[Twisted-Python] Server/Client bi-directional data-transfer - need a solution
Maarten ter Huurne
maarten at treewalker.org
Wed Dec 12 05:20:20 EST 2007
On Wednesday 12 December 2007, Sajit Rao wrote:
> *The Goal:*
> - I'm trying to write a simple server/client app where the client can
> send the server either a small string like "hello" OR a small file
> (txt, pdf, ppt,.. let's say < 5MB ).
> - The server needs to figure out if the data it received is a simple
> string or a file and symmetrically may decide to send back to the
> client a simple string or a small file.
> - As a bonus, It's highly desirable that the transfer be secure - but
> it's ok for the first version if it isn't
Would an HTTP POST suffice? You could easily test it using a web browser or
a program like wget and adding a secure channel is done by switching from
HTTP to HTTPS later.
If your application works like an instant messenger, consider using Twisted
Words, for example with the XMPP (Jabber) protocol.
Does the client/server connection have to be able to pass a firewall or
proxy? In that case HTTP or something that can be run over HTTP would be a
> What's the cleanest way to accomplish this? I've been looking at the
> single Howto/Example that exists for *twisted.conch* but still can't
> understand several things. In particular
> 1. Should I create two separate channels between server and client -
> one for simple strings and one for files so that the client or server
> knows the type of data on that channel?
That depends on what protocol you want to use over the channel(s). If the
protocol can send series of text strings and binaries over the same channel
then you need only one. But if having separate channels helps in
simplifying the protocol, then that might be better.
One design decision to make is whether to keep the channel(s) open the whole
time or open them when there is new data and then close them when the
transfer is done. Or maybe keep the text string channel open all the time
and open a file transfer channel on demand.
What kind of performance characteristics do you need? Does latency on the
text strings matter? Are you going to transfer 10 files a day or 10000?

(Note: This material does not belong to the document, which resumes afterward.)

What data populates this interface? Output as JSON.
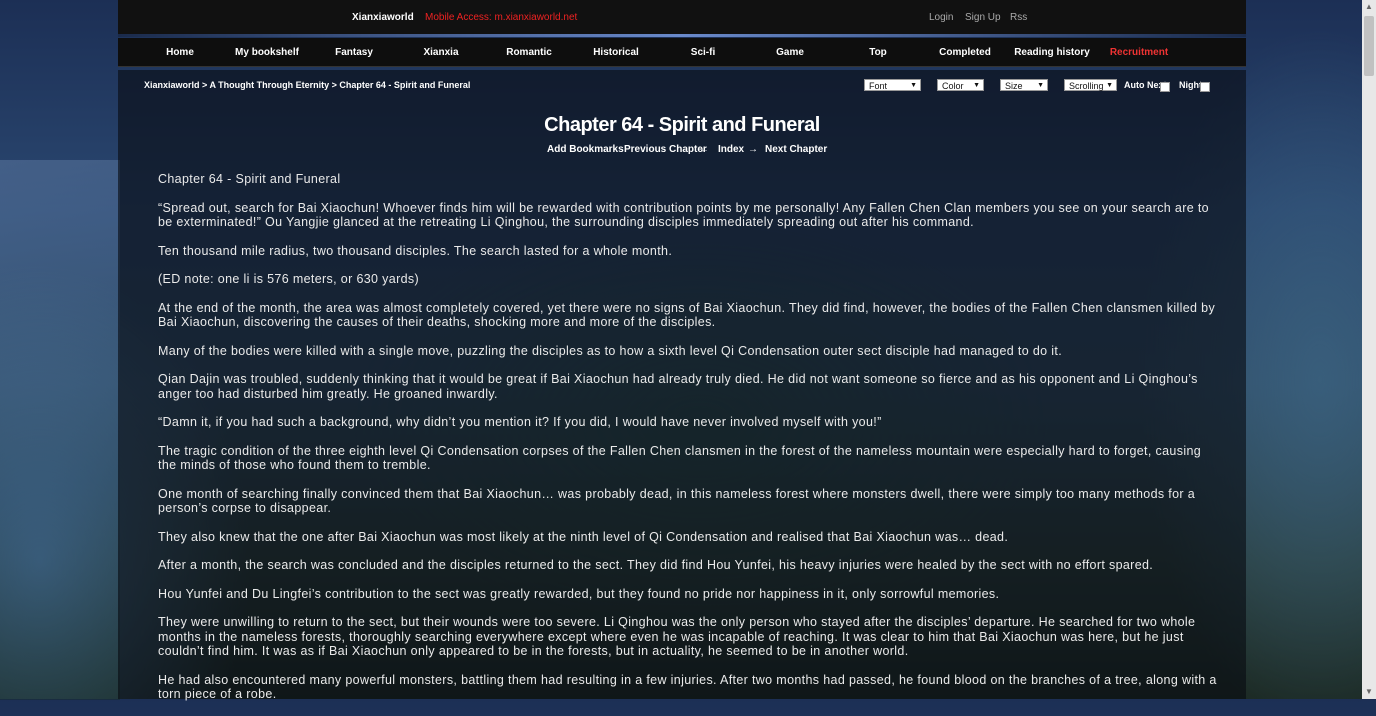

> 2. Should the files be mime-encoded at one end and mime-decoded at the
> other so that file-type is automatically handled?
MIME encoding gives you a way to send the file name and type and it can be
used over a text stream. However, the encoding of the data itself is not
really needed if your channel is 8-bit clear and everything except e-mail
is 8-bit clear nowadays (I think). For small files the overhead is neglible
> 3. I've read that there is a python package called paramiko that
> implements ssh2 transfer - how does this compare with twisted.conch?
I don't know. One thing you could look at is which main loop you want to
use. If you want to use Twisted's reactor, conch would better integrate
with that of course. But if you want to use a GUI toolkit not supported by
Twisted, it would take some effort to merge the main loops, so then running
paramiko in a thread might be easier.
Another thing to look at is the license: paramiko is LGPL, which places more
restrictions on its use than Twisted's MIT license. Depending on your
situation that may or may not be important.